Logical descriptions of the database

> The definitions of the database relvars, This concerns base relvars as well as virtual relvars, if the system supports the latter.

> The definitions of all constraints applicable to those relvars

Once again, Below some issues that make it an iffy proposition to try and prescribe in detail what a catalog should look like in a D.

> Details to document. Since the raison d'être for a relvar in a database is essentially nothing else but its relvar predicate, it seems only natural that a catalog should include this vital piece of information. Hardly any systems exist that actually do that, however. Most systems regard it as a piece of "documentation" that can equally well be kept outside the catalog.

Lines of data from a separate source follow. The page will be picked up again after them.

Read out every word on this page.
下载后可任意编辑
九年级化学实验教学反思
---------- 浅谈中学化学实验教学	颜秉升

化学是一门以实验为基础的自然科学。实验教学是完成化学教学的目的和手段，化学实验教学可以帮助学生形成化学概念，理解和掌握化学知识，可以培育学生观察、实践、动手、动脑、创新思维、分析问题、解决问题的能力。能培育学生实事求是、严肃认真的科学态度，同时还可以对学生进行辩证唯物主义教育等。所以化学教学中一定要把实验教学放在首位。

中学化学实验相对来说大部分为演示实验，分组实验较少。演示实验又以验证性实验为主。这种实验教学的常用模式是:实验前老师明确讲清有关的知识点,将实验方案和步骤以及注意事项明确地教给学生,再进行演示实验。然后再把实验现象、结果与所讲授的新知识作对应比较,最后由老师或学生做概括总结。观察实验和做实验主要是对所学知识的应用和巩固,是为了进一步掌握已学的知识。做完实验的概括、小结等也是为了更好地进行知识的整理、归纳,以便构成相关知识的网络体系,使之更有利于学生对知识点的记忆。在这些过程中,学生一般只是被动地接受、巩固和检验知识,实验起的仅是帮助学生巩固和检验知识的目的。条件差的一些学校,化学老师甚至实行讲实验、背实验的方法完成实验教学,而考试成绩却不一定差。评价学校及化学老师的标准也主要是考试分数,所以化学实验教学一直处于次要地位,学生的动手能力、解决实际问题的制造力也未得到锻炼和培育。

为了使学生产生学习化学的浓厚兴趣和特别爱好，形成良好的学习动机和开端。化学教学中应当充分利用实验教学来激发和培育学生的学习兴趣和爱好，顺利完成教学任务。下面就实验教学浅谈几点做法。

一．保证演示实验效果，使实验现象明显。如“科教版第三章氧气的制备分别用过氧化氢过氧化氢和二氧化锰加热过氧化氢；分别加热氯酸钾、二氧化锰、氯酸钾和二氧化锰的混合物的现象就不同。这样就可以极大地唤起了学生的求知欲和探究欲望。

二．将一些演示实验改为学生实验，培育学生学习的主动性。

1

> To enforce or not to enforce certain design practices. The practice of maintaining "data dictionaries" may be less widespread that it once used to be, but it has not entirely lost its flock of followers. Typically, data dictionaries encourage the practice of using the same name for the same business element. Typically, the practice will also encourage using same data type for same business element. In a catalog describing database relvars, it is fairly self-evident that a relation schema (relvarname attrname typename) will exist, somewhere somehow. Said data dictionary practice ends up as being the question of whether the FD ATTRNAME->TYPENAME applies to this schema or not (and as being the question whether normalization should then split this schema in two. The practice will have its adepts as well as its opponents, with not much of any objective material available for cutting the issue once and for all.

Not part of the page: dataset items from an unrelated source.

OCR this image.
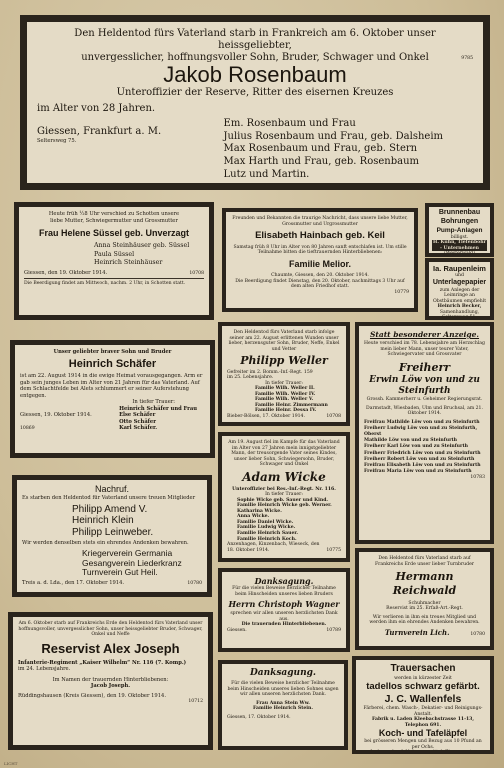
Den Heldentod fürs Vaterland starb in Frankreich am 6. Oktober unser heissgeliebter,
unvergesslicher, hoffnungsvoller Sohn, Bruder, Schwager und Onkel	9785
Jakob Rosenbaum
Unteroffizier der Reserve, Ritter des eisernen Kreuzes
im Alter von 28 Jahren.
Giessen, Frankfurt a. M.
Seltersweg 75.
Em. Rosenbaum und Frau
Julius Rosenbaum und Frau, geb. Dalsheim
Max Rosenbaum und Frau, geb. Stern
Max Harth und Frau, geb. Rosenbaum
Lutz und Martin.
Heute früh ½8 Uhr verschied zu Schotten unsere
liebe Mutter, Schwiegermutter und Grossmutter
Frau Helene Süssel geb. Unverzagt
Anna Steinhäuser geb. Süssel
Paula Süssel
Heinrich Steinhäuser
Giessen, den 19. Oktober 1914.	10708
Die Beerdigung findet am Mittwoch, nachm. 2 Uhr, in Schotten statt.
Freunden und Bekannten die traurige Nachricht, dass unsere liebe Mutter, Grossmutter und Urgrossmutter
Elisabeth Hainbach geb. Keil
Samstag früh 8 Uhr im Alter von 80 Jahren sanft entschlafen ist. Um stille Teilnahme bitten die tieftrauernden Hinterbliebenen:
Familie Melior.
Chaumte, Giessen, den 20. Oktober 1914.
Die Beerdigung findet Dienstag, den 20. Oktober, nachmittags 3 Uhr auf dem alten Friedhof statt.
10779
Brunnenbau
Bohrungen
Pump-Anlagen
billigst.
H. Kuhn, Tiefenbohr - Unternehmen
(Westerwald)
Ia. Raupenleim
und
Unterlagepapier
zum Anlegen der Leimringe an Obstbäumen empfiehlt
Heinrich Becker,
Samenhandlung, Seltersweg 51.
Unser geliebter braver Sohn und Bruder
Heinrich Schäfer
ist am 22. August 1914 in die ewige Heimat vorausgegangen. Arm er gab sein junges Leben im Alter von 21 Jahren für das Vaterland. Auf dem Schlachtfelde bei Alets schlummert er seiner Auferstehung entgegen.
In tiefer Trauer:
Giessen, 19. Oktober 1914.
10869
Heinrich Schäfer und Frau
Else Schäfer
Otto Schäfer
Karl Schäfer.
Den Heldentod fürs Vaterland starb infolge seiner am 22. August erlittenen Wunden unser lieber, herzensguter Sohn, Bruder, Neffe, Enkel und Vetter
Philipp Weller
Gefreiter im 2. Bomm.-Inf.-Regt. 159
im 25. Lebensjahre.
In tiefer Trauer:
Familie Wilh. Weller II.
Familie Wilh. Weller IV.
Familie Wilh. Weller V.
Familie Heinr. Zimmermann
Familie Heinr. Dessa IV.
Bieber-Bölsen, 17. Oktober 1914.	10708
Statt besonderer Anzeige.
Heute verschied im 78. Lebensjahre am Herzschlag mein lieber Mann, unser teurer Vater, Schwiegervater und Grossvater
Freiherr
Erwin Löw von und zu Steinfurth
Grossh. Kammerherr u. Geheimer Regierungsrat.
Darmstadt, Wiesbaden, Ulm und Bruchsal, am 21. Oktober 1914.
Freifrau Mathilde Löw von und zu Steinfurth
Freiherr Ludwig Löw von und zu Steinfurth, Oberst
Mathilde Löw von und zu Steinfurth
Freiherr Karl Löw von und zu Steinfurth
Freiherr Friedrich Löw von und zu Steinfurth
Freiherr Robert Löw von und zu Steinfurth
Freifrau Elisabeth Löw von und zu Steinfurth
Freifrau Maria Löw von und zu Steinfurth
10783
Nachruf.
Es starben den Heldentod für Vaterland unsere treuen Mitglieder
Philipp Amend V.
Heinrich Klein
Philipp Leinweber.
Wir werden denselben stets ein ehrendes Andenken bewahren.
Kriegerverein Germania
Gesangverein Liederkranz
Turnverein Gut Heil.
Treis a. d. Lda., den 17. Oktober 1914.	10780
Am 19. August fiel im Kampfe für das Vaterland im Alter von 27 Jahren mein innigstgeliebter Mann, der treusorgende Vater seines Kindes, unser lieber Sohn, Schwiegersohn, Bruder, Schwager und Onkel
Adam Wicke
Unteroffizier bei Res.-Inf.-Regt. Nr. 116.
In tiefer Trauer:
Sophie Wicke geb. Sauer und Kind.
Familie Heinrich Wicke geb. Werner.
Katharina Wicke.
Anna Wicke.
Familie Daniel Wicke.
Familie Ludwig Wicke.
Familie Heinrich Sauer.
Familie Heinrich Koch.
Anzenhagen, Kinzenbach, Wieseck, den 18. Oktober 1914.	10775
Den Heldentod fürs Vaterland starb auf Frankreichs Erde unser lieber Turnbruder
Hermann Reichwald
Schuhmacher
Reservist im 25. Erfaß-Art.-Regt.
Wir verlieren in ihm ein treues Mitglied und werden ihm ein ehrendes Andenken bewahren.
Turnverein Lich.	10780
Danksagung.
Für die vielen Beweise herzlicher Teilnahme beim Hinscheiden unseres lieben Bruders
Herrn Christoph Wagner
sprechen wir allen unseren herzlichsten Dank aus.
Die trauernden Hinterbliebenen.
Giessen.	10789
Am 6. Oktober starb auf Frankreichs Erde den Heldentod fürs Vaterland unser hoffnungsvoller, unvergesslicher Sohn, unser heissgeliebter Bruder, Schwager, Onkel und Neffe
Reservist Alex Joseph
Infanterie-Regiment „Kaiser Wilhelm“ Nr. 116 (7. Komp.)
im 24. Lebensjahre.
Im Namen der trauernden Hinterbliebenen:
Jacob Joseph.
Rüddingshausen (Kreis Giessen), den 19. Oktober 1914.
10712
Danksagung.
Für die vielen Beweise herzlicher Teilnahme beim Hinscheiden unseres lieben Sohnes sagen wir allen unseren herzlichsten Dank.
Frau Anna Stein Ww.
Familie Heinrich Stein.
Giessen, 17. Oktober 1914.
Trauersachen
werden in kürzester Zeit
tadellos schwarz gefärbt.
J. C. Wallenfels
Färberei, chem. Wasch-, Dekatier- und Reinigungs-Anstalt.
Fabrik u. Laden Kleebachstrasse 11-13, Telephon 691.
Koch- und Tafeläpfel
bei grösseren Mengen und Bezug aus 10 Pfund an per Ochs.
Ladenverkauf: Nahrungsmittel, Zigarren etc.
LICHT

> Categorisation of constraints. People like to compartmentalize, and database designers are rarely any different. Looking at a given database design, lots of constraints will apply to this design, and one trick in the bag for keeping this bunch of constraints "manageable" is to divide them into "classes". Single-relvar constraints are often distinguished from multi-relvar constraints, for example. For reasons of familiarity, the special class of "foreign key" constraints might be isolated from all the other multi-relvar constraints as a class in its own right. Some systems have a distinct class of "single-tuple constraints". The benefits of this or that particular classification of constraints, are largely in the eye of the beholder. Any prescription in this area would amount mostly to the prescriber forcing his private views/preferences/biases on the others.

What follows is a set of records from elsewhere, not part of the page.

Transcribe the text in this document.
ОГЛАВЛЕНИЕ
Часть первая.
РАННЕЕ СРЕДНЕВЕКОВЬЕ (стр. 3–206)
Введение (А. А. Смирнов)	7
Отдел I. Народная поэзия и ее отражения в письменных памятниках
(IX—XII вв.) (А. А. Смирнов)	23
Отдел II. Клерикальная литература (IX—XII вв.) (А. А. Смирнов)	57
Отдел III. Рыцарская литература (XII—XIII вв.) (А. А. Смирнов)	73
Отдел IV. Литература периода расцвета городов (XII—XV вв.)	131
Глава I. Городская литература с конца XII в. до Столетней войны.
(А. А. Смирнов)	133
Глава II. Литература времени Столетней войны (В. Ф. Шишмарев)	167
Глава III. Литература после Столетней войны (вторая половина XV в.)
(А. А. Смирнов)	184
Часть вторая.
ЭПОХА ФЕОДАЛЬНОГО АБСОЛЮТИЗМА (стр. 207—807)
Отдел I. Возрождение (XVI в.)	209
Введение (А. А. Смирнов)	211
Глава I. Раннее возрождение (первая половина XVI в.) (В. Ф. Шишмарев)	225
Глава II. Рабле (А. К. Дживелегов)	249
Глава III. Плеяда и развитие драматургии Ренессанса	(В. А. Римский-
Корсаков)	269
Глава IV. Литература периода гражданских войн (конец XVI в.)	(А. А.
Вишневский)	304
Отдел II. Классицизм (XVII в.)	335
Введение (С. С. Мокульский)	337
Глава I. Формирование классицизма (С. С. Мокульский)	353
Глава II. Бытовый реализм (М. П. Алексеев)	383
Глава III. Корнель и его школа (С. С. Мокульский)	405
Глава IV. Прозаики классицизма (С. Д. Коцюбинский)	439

Details of the security system

> Identity of the users who are allowed to access the system

> Details of the authentication procedures and credentials per user

> Details of who is allowed to do what on/to the database

Administrative data

> Statistics about data volumes and distribution of values used in the database

Details of the physical design of the database

> Storage volumes, locations of physical files, ...

> Inventory of data record types and indexes recorded in those files

> If storage is relegated to an underlying SQL system, connection details of that SQL engine

(Ab)Using the catalog

The mere fact of having information about physical implementation details recorded in the catalog, combined with the catalog having to be available for querying, by definition opens a backdoor to break said separation. It means that user programs, almost by definition, always have a means at their disposal to "introspect" into the physical details of the system they're working with. Maintaining the logical/physical separation is also a matter of the user not using the catalog for such purposes.

Updating the catalog

It is common for database systems to make the DBA use a separate language for the purpose of creating and maintaining the structure of databases. In such a scenario, "updating the catalog" is not an action performed directly by the DBA, but is in a sense merely a byproduct of the DBA using this DDL language. Not all systems work this way though, and it turns out to be perfectly possible to expose the catalog directly as an updateable database (updateable just like any other "regular" user database, that is).